Though the gentleman confessed to being a keen grouse-shooter himself, he adamantly denied infringing any sporting ethics. For him, what distinguished shooting grouse from live pigeons boiled down to a question of playing at home or away. Since grouse shooting takes place on their natural moorland habitat, it was the birds which had the advantage of playing on home ground. This was enough to make them fair game. With live pigeon shooting it was not the case. Releasing them from the away territory of man-made cages made them the defenceless victims of a shameful massacre: for what can be more disgracefully unsporting than to remove this last small chance an adversary has of escaping?
Moreover, this no doubt aristocratically-rooted English attachment to sporting ethics is still in evidence today: for an Englishman can come home at the end of a day’s shooting empty-handed but, as long as he has respected sporting ethics, rapturously happy and satisfied with time spent. The French chasseur, on the other hand, is of le peuple. He is, above all, a predator. Far be it for my Englishman to imply by this that the chasseur is not insensitive to the profound communion with nature which his sport provides, nor to the warm camaraderie the pursuit of a commonly-shared passion procures; nor, at the limit, is he ignorant of the more rudimentary rules of sporting fair-play. But this notion of playing at home or away leaves him cold.
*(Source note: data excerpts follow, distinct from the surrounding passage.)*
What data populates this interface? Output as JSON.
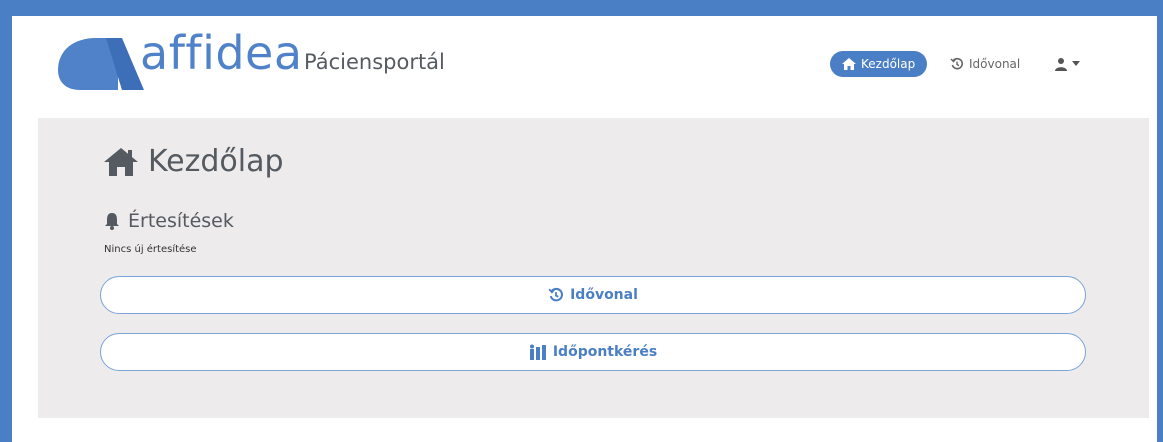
{
  "header": {
    "brand_word": "affidea",
    "brand_sub": "Páciensportál"
  },
  "nav": {
    "home_label": "Kezdőlap",
    "home_icon": "home-icon",
    "timeline_label": "Idővonal",
    "timeline_icon": "history-icon",
    "user_icon": "user-icon"
  },
  "main": {
    "title": "Kezdőlap",
    "notifications": {
      "title": "Értesítések",
      "empty_message": "Nincs új értesítése"
    },
    "buttons": [
      {
        "label": "Idővonal",
        "icon": "history-icon"
      },
      {
        "label": "Időpontkérés",
        "icon": "appointment-icon"
      }
    ]
  },
  "colors": {
    "accent": "#4a7fc6",
    "panel_bg": "#edebeb"
  }
}
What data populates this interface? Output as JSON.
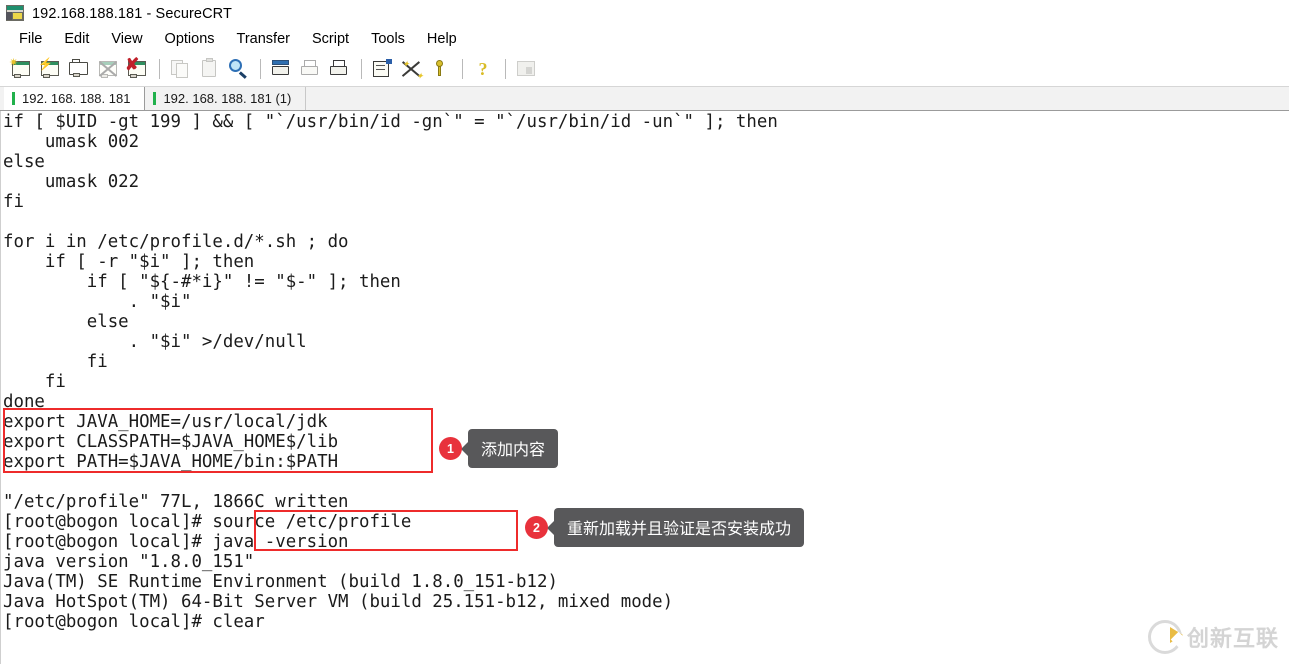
{
  "window": {
    "title": "192.168.188.181 - SecureCRT",
    "icon": "securecrt-app-icon"
  },
  "menu": {
    "items": [
      {
        "label": "File"
      },
      {
        "label": "Edit"
      },
      {
        "label": "View"
      },
      {
        "label": "Options"
      },
      {
        "label": "Transfer"
      },
      {
        "label": "Script"
      },
      {
        "label": "Tools"
      },
      {
        "label": "Help"
      }
    ]
  },
  "toolbar": {
    "buttons": [
      {
        "name": "new-session-icon",
        "tip": "New Session"
      },
      {
        "name": "quick-connect-icon",
        "tip": "Quick Connect"
      },
      {
        "name": "open-session-folder-icon",
        "tip": "Session Manager"
      },
      {
        "name": "reconnect-icon",
        "tip": "Reconnect"
      },
      {
        "name": "disconnect-icon",
        "tip": "Disconnect"
      },
      {
        "name": "copy-icon",
        "tip": "Copy"
      },
      {
        "name": "paste-icon",
        "tip": "Paste"
      },
      {
        "name": "find-icon",
        "tip": "Find"
      },
      {
        "name": "print-screen-icon",
        "tip": "Print Screen"
      },
      {
        "name": "log-session-icon",
        "tip": "Log Session"
      },
      {
        "name": "print-icon",
        "tip": "Print"
      },
      {
        "name": "session-options-icon",
        "tip": "Session Options"
      },
      {
        "name": "global-options-icon",
        "tip": "Global Options"
      },
      {
        "name": "key-icon",
        "tip": "Key"
      },
      {
        "name": "help-icon",
        "tip": "Help"
      },
      {
        "name": "last-icon",
        "tip": "Arrange"
      }
    ]
  },
  "tabs": [
    {
      "label": "192. 168. 188. 181",
      "active": true,
      "status_color": "#21b14c"
    },
    {
      "label": "192. 168. 188. 181  (1)",
      "active": false,
      "status_color": "#21b14c"
    }
  ],
  "terminal": {
    "text": "if [ $UID -gt 199 ] && [ \"`/usr/bin/id -gn`\" = \"`/usr/bin/id -un`\" ]; then\n    umask 002\nelse\n    umask 022\nfi\n\nfor i in /etc/profile.d/*.sh ; do\n    if [ -r \"$i\" ]; then\n        if [ \"${-#*i}\" != \"$-\" ]; then\n            . \"$i\"\n        else\n            . \"$i\" >/dev/null\n        fi\n    fi\ndone\nexport JAVA_HOME=/usr/local/jdk\nexport CLASSPATH=$JAVA_HOME$/lib\nexport PATH=$JAVA_HOME/bin:$PATH\n\n\"/etc/profile\" 77L, 1866C written\n[root@bogon local]# source /etc/profile\n[root@bogon local]# java -version\njava version \"1.8.0_151\"\nJava(TM) SE Runtime Environment (build 1.8.0_151-b12)\nJava HotSpot(TM) 64-Bit Server VM (build 25.151-b12, mixed mode)\n[root@bogon local]# clear"
  },
  "annotations": {
    "accent_red": "#ee2b2b",
    "badge_red": "#e8323c",
    "tip_gray": "#58585a",
    "items": [
      {
        "number": "1",
        "tip": "添加内容"
      },
      {
        "number": "2",
        "tip": "重新加载并且验证是否安装成功"
      }
    ]
  },
  "watermark": {
    "text": "创新互联",
    "logo": "cx-circle-logo"
  }
}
For the French chasseur takes a far more pragmatic view: his primary aim is to avoid the humiliating ridicule involved in not obtaining tangible results, and any shame he might feel would be caused less by shooting a sitting duck than coming home with an empty game bag.
And it is certainly this point which goes somewhere towards explaining why in France at the beginning of each shooting season thousands of human-friendly partridges and pheasants are released from the farms where they were reared, and which they certainly considered as home, to be pitilessly massacred in less than half the time it takes to reload. In a good season’s shooting some 30 million of our feathery and furry friends (15 million of which are farm-raised ‘sitting-ducks’ – pheasants, partridges, mallards, rabbits, etc., released as gun fodder) meet a premature and gory end.